A successful request will return a 201 Created status with the following JSON payload:

{
    "status_code": 201,
    "status_message": "OK",
    "message": "Company Check Request is Created Successfully",
    "is_data": false,
    "data": {
        "url": "https://auth.current.bankid.no/",
        "companyCheckUuid": "COMCHK1755071611"
    }
}

API returns a 510 error, it means something failed on the server side

{
    "status_code": 510,
    "status_message": "Execution Exception Occurred",
    "message": "somethingWentWrong",
    "is_error": true,
    "errors": "Array"
}

Step 2: User Flow

After submitting the company check verification request

The API responds with a url where the user should be redirected the user's browser to this URL to start the BankID verification process.
The user will land on a secure page and be guided through the BankID verification process.

Step 3: Credit Check & Redirection Process

Once the BankID verification is successful, we automatically perform a credit check in the background. You don't need to provide any other information for your credit check process.

Success: The user's browser is redirected to the success Url you provided. This is just a browser redirect; it does not contain result data.
Failure: The user's browser is redirected to your failure url.

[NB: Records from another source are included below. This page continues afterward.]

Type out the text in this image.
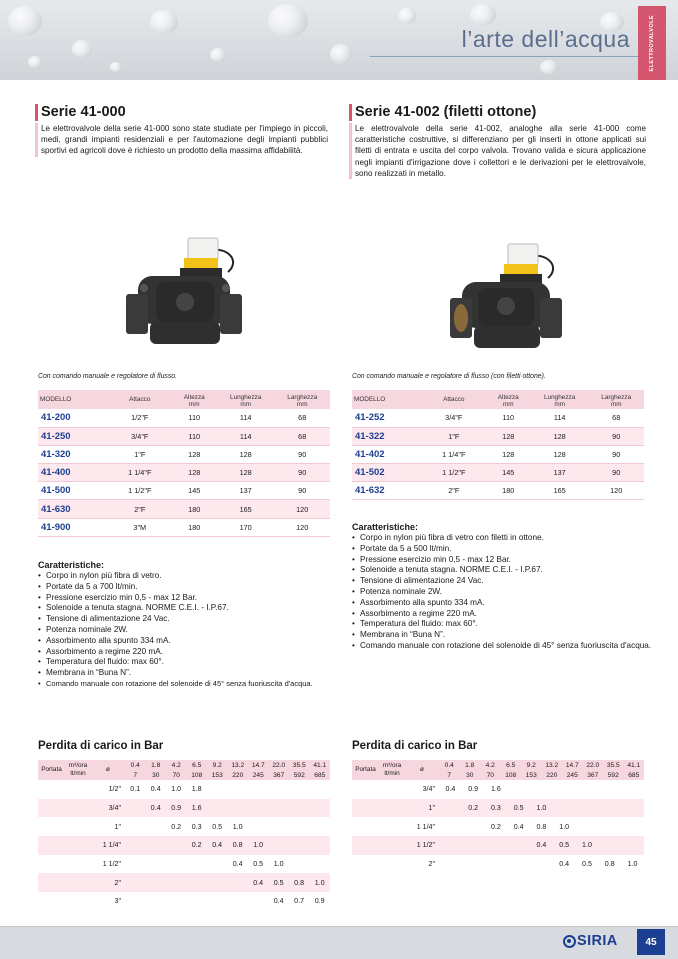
l’arte dell’acqua	ELETTROVALVOLE
Serie 41-000
Le elettrovalvole della serie 41-000 sono state studiate per l'impiego in piccoli, medi, grandi impianti residenziali e per l'automazione degli impianti pubblici sportivi ed agricoli dove è richiesto un prodotto della massima affidabilità.
Con comando manuale e regolatore di flusso.
MODELLO	Attacco	Altezza	Lunghezza	Larghezza
		mm	mm	mm
41-200	1/2"F	110	114	68
41-250	3/4"F	110	114	68
41-320	1"F	128	128	90
41-400	1 1/4"F	128	128	90
41-500	1 1/2"F	145	137	90
41-630	2"F	180	165	120
41-900	3"M	180	170	120
Caratteristiche:
• Corpo in nylon più fibra di vetro.
• Portate da 5 a 700 lt/min.
• Pressione esercizio min 0,5 - max 12 Bar.
• Solenoide a tenuta stagna. NORME C.E.I. - I.P.67.
• Tensione di alimentazione 24 Vac.
• Potenza nominale 2W.
• Assorbimento alla spunto 334 mA.
• Assorbimento a regime 220 mA.
• Temperatura del fluido: max 60°.
• Membrana in “Buna N”.
• Comando manuale con rotazione del solenoide di 45° senza fuoriuscita d'acqua.
Perdita di carico in Bar
Portata	m³/ora
lt/min	ø	
0.4	1.8	4.2	6.5	9.2	13.2	14.7	22.0	35.5	41.1
7	30	70	108	153	220	245	367	592	685

	1/2"	0.1	0.4	1.0	1.8						
	3/4"		0.4	0.9	1.6						
	1"			0.2	0.3	0.5	1.0				
	1 1/4"				0.2	0.4	0.8	1.0			
	1 1/2"						0.4	0.5	1.0		
	2"							0.4	0.5	0.8	1.0
	3"								0.4	0.7	0.9
Serie 41-002 (filetti ottone)
Le elettrovalvole della serie 41-002, analoghe alla serie 41-000 come caratteristiche costruttive, si differenziano per gli inserti in ottone applicati sui filetti di entrata e uscita del corpo valvola. Trovano valida e sicura applicazione negli impianti d'irrigazione dove i collettori e le derivazioni per le elettrovalvole, sono realizzati in metallo.
Con comando manuale e regolatore di flusso (con filetti ottone).
MODELLO	Attacco	Altezza	Lunghezza	Larghezza
		mm	mm	mm
41-252	3/4"F	110	114	68
41-322	1"F	128	128	90
41-402	1 1/4"F	128	128	90
41-502	1 1/2"F	145	137	90
41-632	2"F	180	165	120
Caratteristiche:
• Corpo in nylon più fibra di vetro con filetti in ottone.
• Portate da 5 a 500 lt/min.
• Pressione esercizio min 0,5 - max 12 Bar.
• Solenoide a tenuta stagna. NORME C.E.I. - I.P.67.
• Tensione di alimentazione 24 Vac.
• Potenza nominale 2W.
• Assorbimento alla spunto 334 mA.
• Assorbimento a regime 220 mA.
• Temperatura del fluido: max 60°.
• Membrana in “Buna N”.
• Comando manuale con rotazione del solenoide di 45° senza fuoriuscita d'acqua.
Perdita di carico in Bar
Portata	m³/ora
lt/min	ø	
0.4	1.8	4.2	6.5	9.2	13.2	14.7	22.0	35.5	41.1
7	30	70	108	153	220	245	367	592	685

	3/4"		0.4	0.9	1.6						
	1"			0.2	0.3	0.5	1.0				
	1 1/4"				0.2	0.4	0.8	1.0			
	1 1/2"						0.4	0.5	1.0		
	2"							0.4	0.5	0.8	1.0
SIRIA	45
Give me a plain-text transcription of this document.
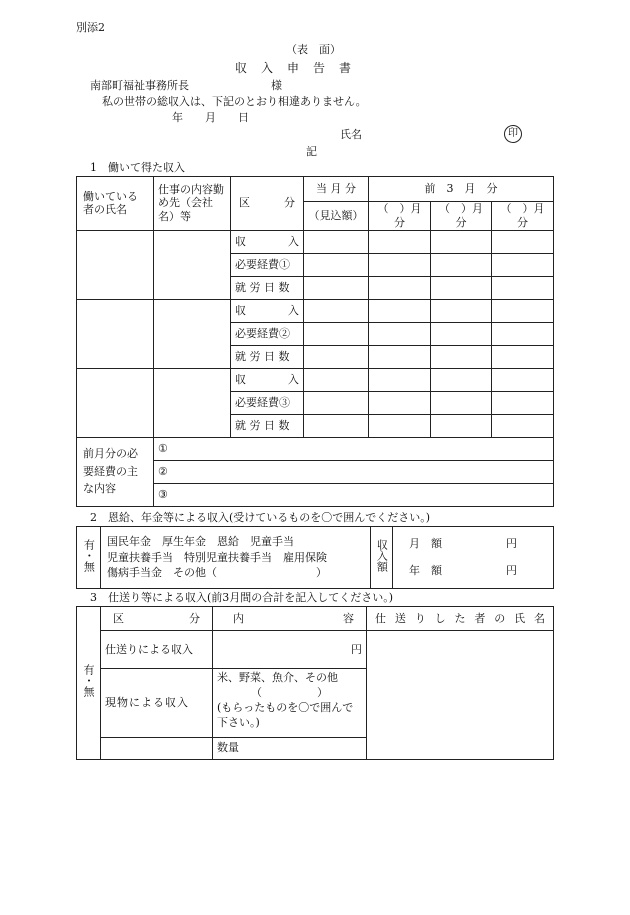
別添2
（表　面）
収　入　申　告　書
南部町福祉事務所長	様
私の世帯の総収入は、下記のとおり相違ありません。
年　　月　　日
氏名	印
記
1　働いて得た収入
働いている者の氏名	仕事の内容勤め先（会社名）等	区　　分	当 月 分	前　3　月　分		
			（見込額）	（　）月分	（　）月分	（　）月分
		収　　入				
		必要経費①				
		就 労 日 数				
		収　　入				
		必要経費②				
		就 労 日 数				
		収　　入				
		必要経費③				
		就 労 日 数				
前月分の必要経費の主な内容	①					
	②					
	③					
2　恩給、年金等による収入(受けているものを〇で囲んでください。)
有・無	国民年金　厚生年金　恩給　児童手当
児童扶養手当　特別児童扶養手当　雇用保険
傷病手当金　その他（　　　　　　　　　）
	収入額	月　額	円
年　額	円
3　仕送り等による収入(前3月間の合計を記入してください。)
有・無	区　　分	内　　　　　容	仕送りした者の氏名
	仕送りによる収入	円	
	現物による収入	米、野菜、魚介、その他
（　　　　　）
(もらったものを〇で囲んで下さい。)	

		数量	
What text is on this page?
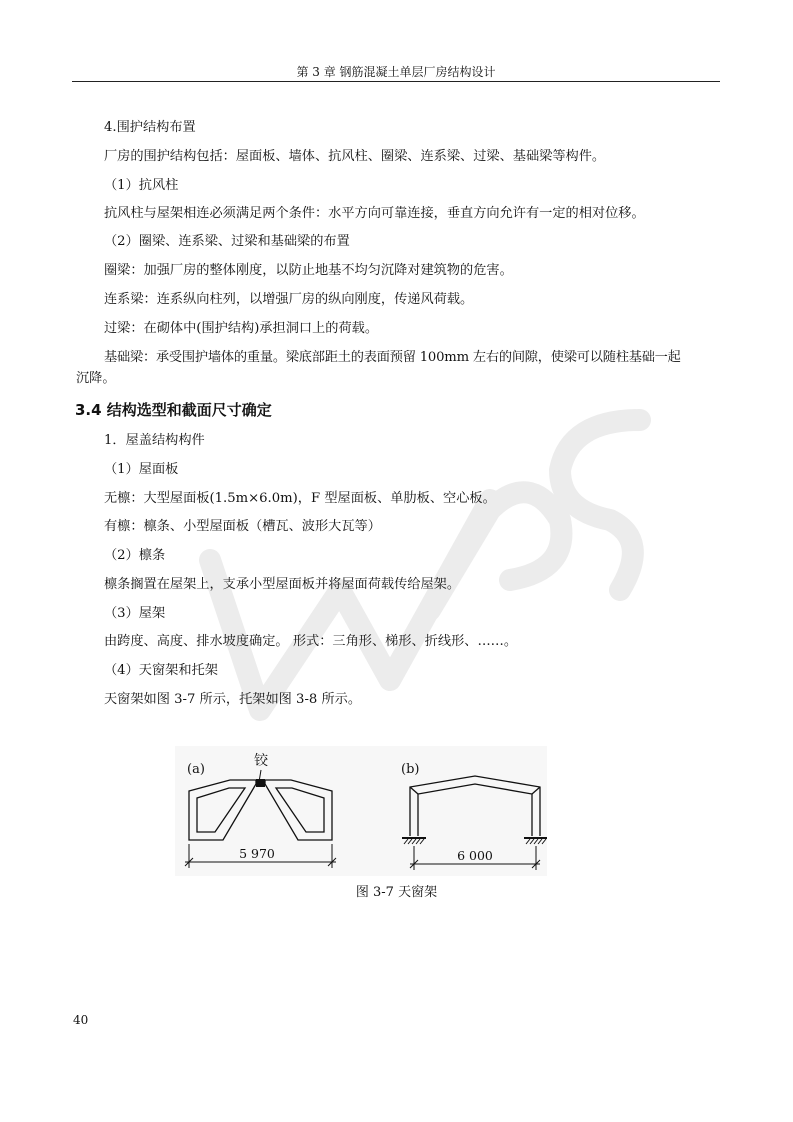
第 3 章 钢筋混凝土单层厂房结构设计
4.围护结构布置
厂房的围护结构包括：屋面板、墙体、抗风柱、圈梁、连系梁、过梁、基础梁等构件。
（1）抗风柱
抗风柱与屋架相连必须满足两个条件：水平方向可靠连接，垂直方向允许有一定的相对位移。
（2）圈梁、连系梁、过梁和基础梁的布置
圈梁：加强厂房的整体刚度，以防止地基不均匀沉降对建筑物的危害。
连系梁：连系纵向柱列，以增强厂房的纵向刚度，传递风荷载。
过梁：在砌体中(围护结构)承担洞口上的荷载。
基础梁：承受围护墙体的重量。梁底部距土的表面预留 100mm 左右的间隙，使梁可以随柱基础一起
沉降。
3.4 结构选型和截面尺寸确定
1．屋盖结构构件
（1）屋面板
无檩：大型屋面板(1.5m×6.0m)，F 型屋面板、单肋板、空心板。
有檩：檩条、小型屋面板（槽瓦、波形大瓦等）
（2）檩条
檩条搁置在屋架上，支承小型屋面板并将屋面荷载传给屋架。
（3）屋架
由跨度、高度、排水坡度确定。 形式：三角形、梯形、折线形、……。
（4）天窗架和托架
天窗架如图 3-7 所示，托架如图 3-8 所示。
(a)
铰
5 970
(b)
6 000
图 3-7 天窗架
40
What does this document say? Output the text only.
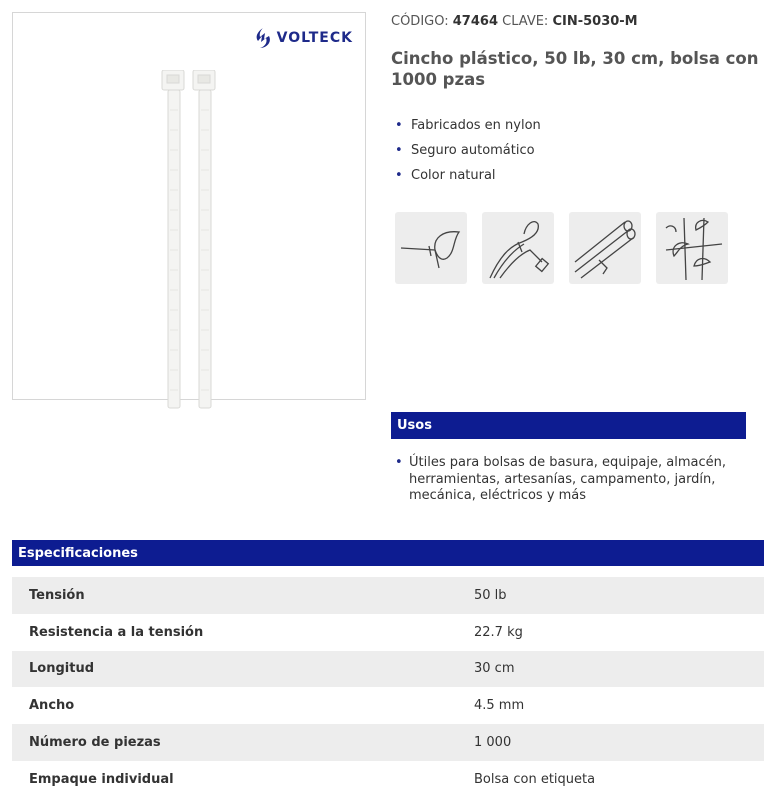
VOLTECK
CÓDIGO: 47464 CLAVE: CIN-5030-M
Cincho plástico, 50 lb, 30 cm, bolsa con 1000 pzas
• Fabricados en nylon
• Seguro automático
• Color natural
Usos
• Útiles para bolsas de basura, equipaje, almacén, herramientas, artesanías, campamento, jardín, mecánica, eléctricos y más
Especificaciones
Tensión	50 lb
Resistencia a la tensión	22.7 kg
Longitud	30 cm
Ancho	4.5 mm
Número de piezas	1 000
Empaque individual	Bolsa con etiqueta
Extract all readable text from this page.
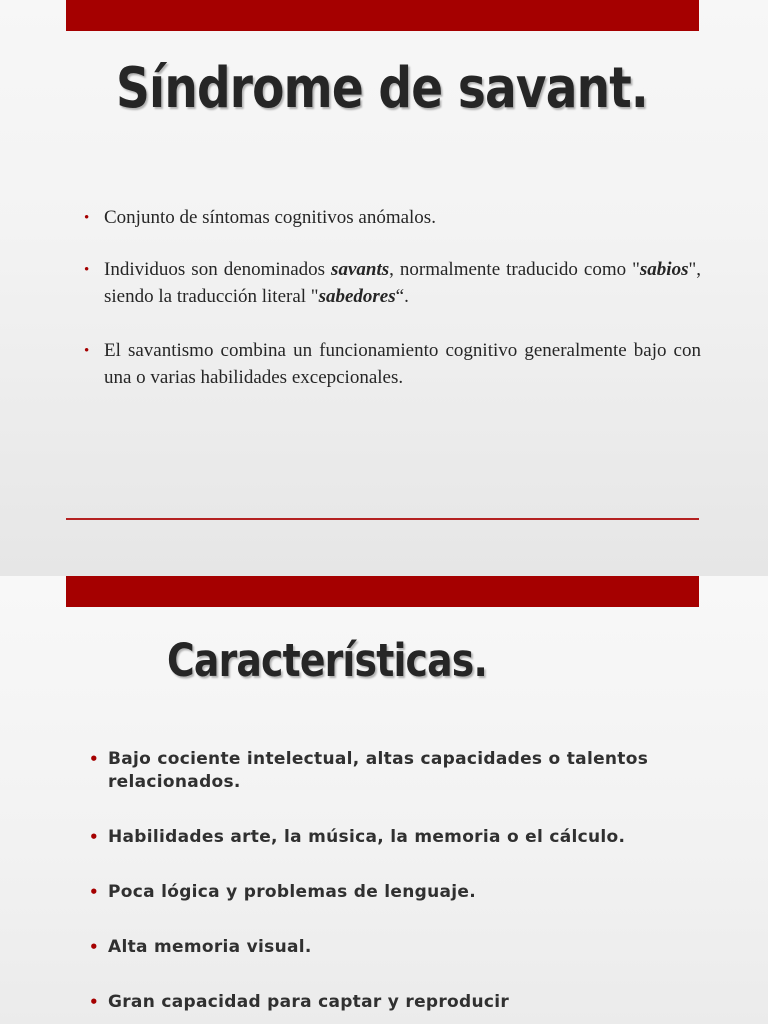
Síndrome de savant.
• Conjunto de síntomas cognitivos anómalos.
• Individuos son denominados savants, normalmente traducido como "sabios", siendo la traducción literal "sabedores“.
• El savantismo combina un funcionamiento cognitivo generalmente bajo con una o varias habilidades excepcionales.
Características.
• Bajo cociente intelectual, altas capacidades o talentos relacionados.
• Habilidades arte, la música, la memoria o el cálculo.
• Poca lógica y problemas de lenguaje.
• Alta memoria visual.
• Gran capacidad para captar y reproducir
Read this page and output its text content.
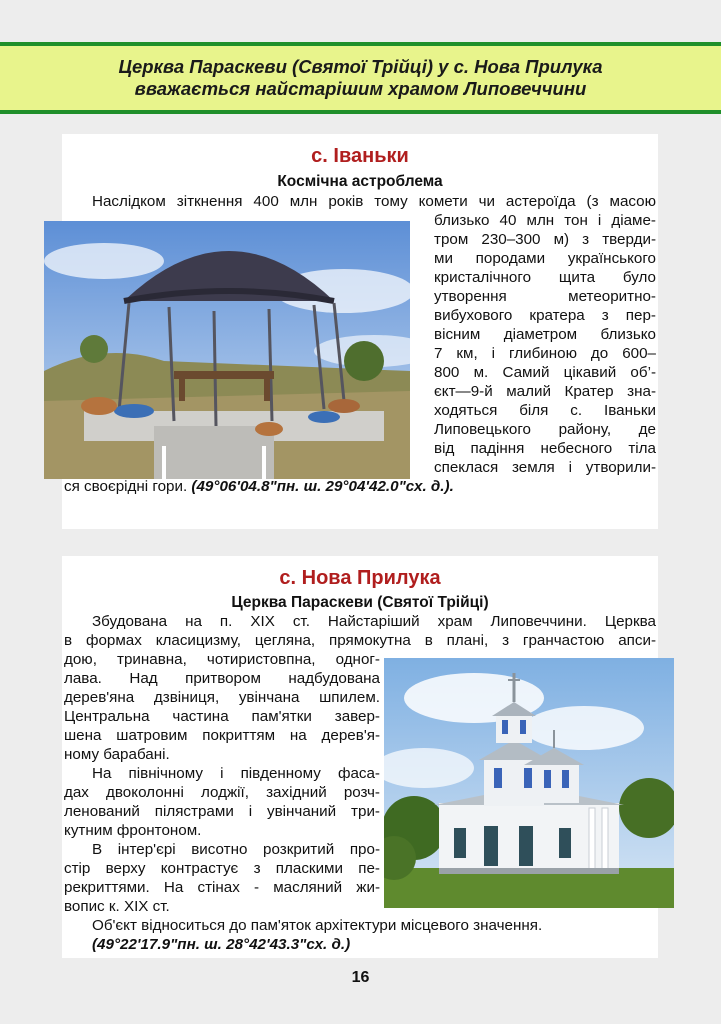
Церква Параскеви (Святої Трійці) у с. Нова Прилука
вважається найстарішим храмом Липовеччини
с. Іваньки
Космічна астроблема
Наслідком зіткнення 400 млн років тому комети чи астероїда (з масою
близько 40 млн тон і діаме-
тром 230–300 м) з тверди-
ми породами українського
кристалічного щита було
утворення метеоритно-
вибухового кратера з пер-
вісним діаметром близько
7 км, і глибиною до 600–
800 м. Самий цікавий об’-
єкт—9-й малий Кратер зна-
ходяться біля с. Іваньки
Липовецького району, де
від падіння небесного тіла
спеклася земля і утворили-
ся своєрідні гори. (49°06'04.8"пн. ш. 29°04'42.0"сх. д.).
с. Нова Прилука
Церква Параскеви (Святої Трійці)
Збудована на п. XIX ст. Найстаріший храм Липовеччини. Церква
в формах класицизму, цегляна, прямокутна в плані, з гранчастою апси-
дою, тринавна, чотиристовпна, одног-
лава. Над притвором надбудована
дерев'яна дзвіниця, увінчана шпилем.
Центральна частина пам'ятки завер-
шена шатровим покриттям на дерев'я-
ному барабані.
На північному і південному фаса-
дах двоколонні лоджії, західний розч-
ленований пілястрами і увінчаний три-
кутним фронтоном.
В інтер'єрі висотно розкритий про-
стір верху контрастує з пласкими пе-
рекриттями. На стінах - масляний жи-
вопис к. XIX ст.
Об'єкт відноситься до пам'яток архітектури місцевого значення.
(49°22'17.9"пн. ш. 28°42'43.3"сх. д.)
16
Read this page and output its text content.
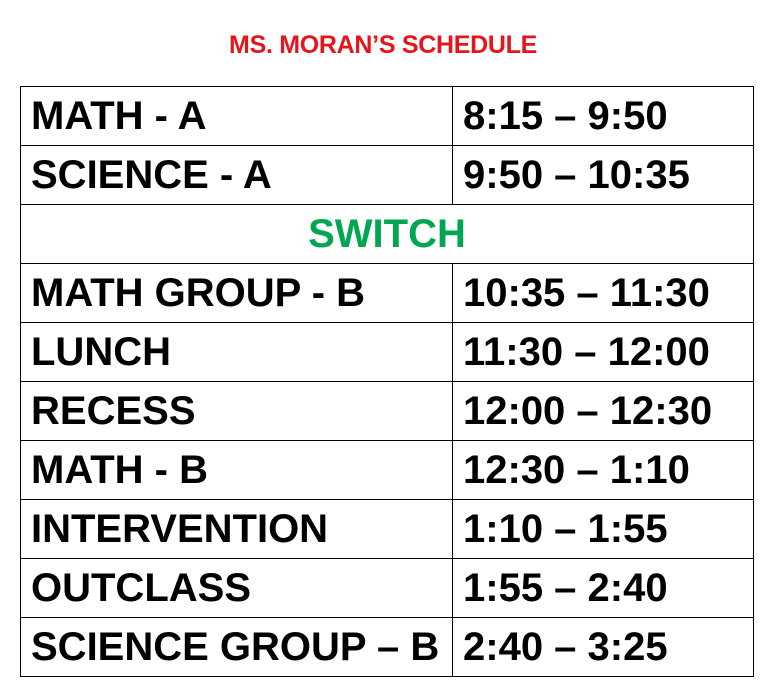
MS. MORAN’S SCHEDULE
MATH - A	8:15 – 9:50
SCIENCE - A	9:50 – 10:35
SWITCH	
MATH GROUP - B	10:35 – 11:30
LUNCH	11:30 – 12:00
RECESS	12:00 – 12:30
MATH - B	12:30 – 1:10
INTERVENTION	1:10 – 1:55
OUTCLASS	1:55 – 2:40
SCIENCE GROUP – B	2:40 – 3:25
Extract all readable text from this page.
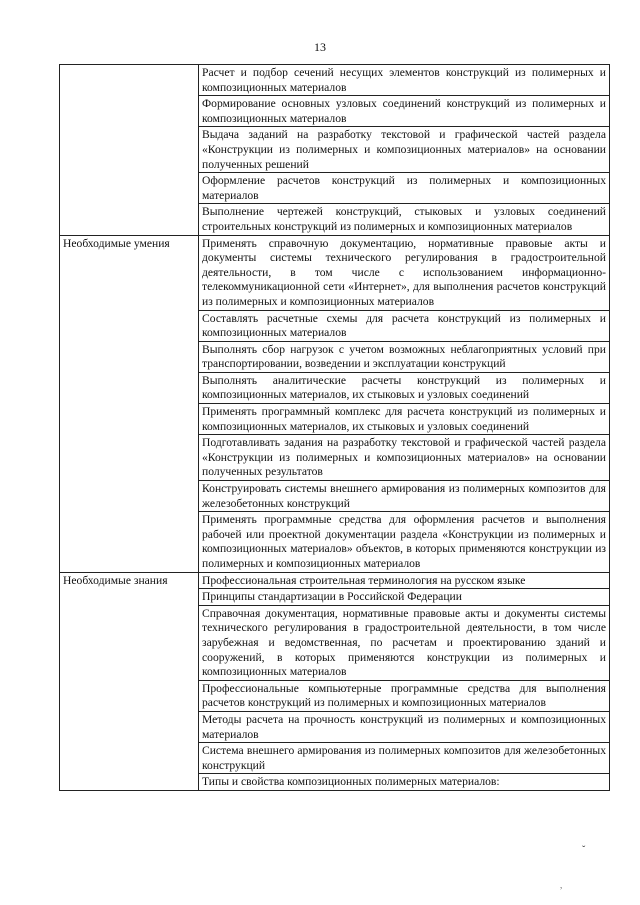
13
	Расчет и подбор сечений несущих элементов конструкций из полимерных и композиционных материалов
	Формирование основных узловых соединений конструкций из полимерных и композиционных материалов
	Выдача заданий на разработку текстовой и графической частей раздела «Конструкции из полимерных и композиционных материалов» на основании полученных решений
	Оформление расчетов конструкций из полимерных и композиционных материалов
	Выполнение чертежей конструкций, стыковых и узловых соединений строительных конструкций из полимерных и композиционных материалов
Необходимые умения	Применять справочную документацию, нормативные правовые акты и документы системы технического регулирования в градостроительной деятельности, в том числе с использованием информационно-телекоммуникационной сети «Интернет», для выполнения расчетов конструкций из полимерных и композиционных материалов
	Составлять расчетные схемы для расчета конструкций из полимерных и композиционных материалов
	Выполнять сбор нагрузок с учетом возможных неблагоприятных условий при транспортировании, возведении и эксплуатации конструкций
	Выполнять аналитические расчеты конструкций из полимерных и композиционных материалов, их стыковых и узловых соединений
	Применять программный комплекс для расчета конструкций из полимерных и композиционных материалов, их стыковых и узловых соединений
	Подготавливать задания на разработку текстовой и графической частей раздела «Конструкции из полимерных и композиционных материалов» на основании полученных результатов
	Конструировать системы внешнего армирования из полимерных композитов для железобетонных конструкций
	Применять программные средства для оформления расчетов и выполнения рабочей или проектной документации раздела «Конструкции из полимерных и композиционных материалов» объектов, в которых применяются конструкции из полимерных и композиционных материалов
Необходимые знания	Профессиональная строительная терминология на русском языке
	Принципы стандартизации в Российской Федерации
	Справочная документация, нормативные правовые акты и документы системы технического регулирования в градостроительной деятельности, в том числе зарубежная и ведомственная, по расчетам и проектированию зданий и сооружений, в которых применяются конструкции из полимерных и композиционных материалов
	Профессиональные компьютерные программные средства для выполнения расчетов конструкций из полимерных и композиционных материалов
	Методы расчета на прочность конструкций из полимерных и композиционных материалов
	Система внешнего армирования из полимерных композитов для железобетонных конструкций
	Типы и свойства композиционных полимерных материалов:
ˇ
,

Step 4: Notifications via Callback URL

When the BankID verification is complete, we send a notification to your backend via the callbackUrl you provided. This is the most important step for processing the actual data. This is a server-to-server call by the HTTP GET method.

Callback URL Parameters

When we call your callback URL, the following query parameters will be included:

Parameter	Type	Description
`companyCheckUuid`	`string`	The UUID you received when initiating the call.
`companyId`	`string`	The company ID that was verified.
`companyType`	`string`	Type of your company.
`companyName`	`string`	Name of your company.
`score`	`number`	Credit Score.
`riskLevel`	`string`	credit score risk level.
`scoreMessage`	`string`	Credit score message
`defaultProbability`	`number`	Credit score probability score.
`personalNumber`	`number`	Personal number from your BankID
`contactPersonName`	`string`	Name from your BankID
`contactPersonEmail`	`string`	Email address from your BankID
`createdAt`	`number`	Unix timestamp company check creation
`checksum`	`string`	Security `hashing` string

Example Callback URL: https://your-callback-url.com/callback?companyCheckUuid=COM1234&companyId=23451&companyType=Lorem&companyName=Lorem&score=650&createdAt=1755764131&checksum=abcdef123456...

Checksum Verification

To protect against tampering, you must verify the checksum in the callback URL. This ensures that the data has not been altered during transmission. The checksum is generated using the following formula:

hash('sha256', $routeParameters . $secretKey)

Note:

secretKey will be given by frontpayment.

Example Verification (Conceptual):

// In your callback handler
$getParameters = $_GET;
$receivedOrderUuid = $getParameters['orderUuid'];
$receivedStatus = $getParameters['status'];
$receivedCreatedAt = $getParameters['createdAt'];
$receivedAmount = $getParameters['amount'];
$receivedTimestamp = $getParameters['timestamp']; // You might also want to log/check this for freshness
$receivedChecksum = $getParameters['checksum'];
$secretKey = '';  // Given by Front Payment;

// Construct the string used to calculate the checksum
$concatenatedValues  = '';
foreach($getParameters as $key => $value) {
  // Except checksum parameter
  if ($key == 'checksum') { break; }
  $concatenatedValues .= $value;
}

$hashedKey = hash('sha256', $concatenatedValues . $secretKey);
        
if (!hash_equals($hashedKey, $receivedChecksum)) {
    return "Checksum verification failed.";
}

// Checksum is valid, process the callback data
// e.g., update order status in your database
return "Callback successfully processed.";

By verifying the checksum, you can confirm that the callback data has not been altered during transmission, enhancing the security of your integration.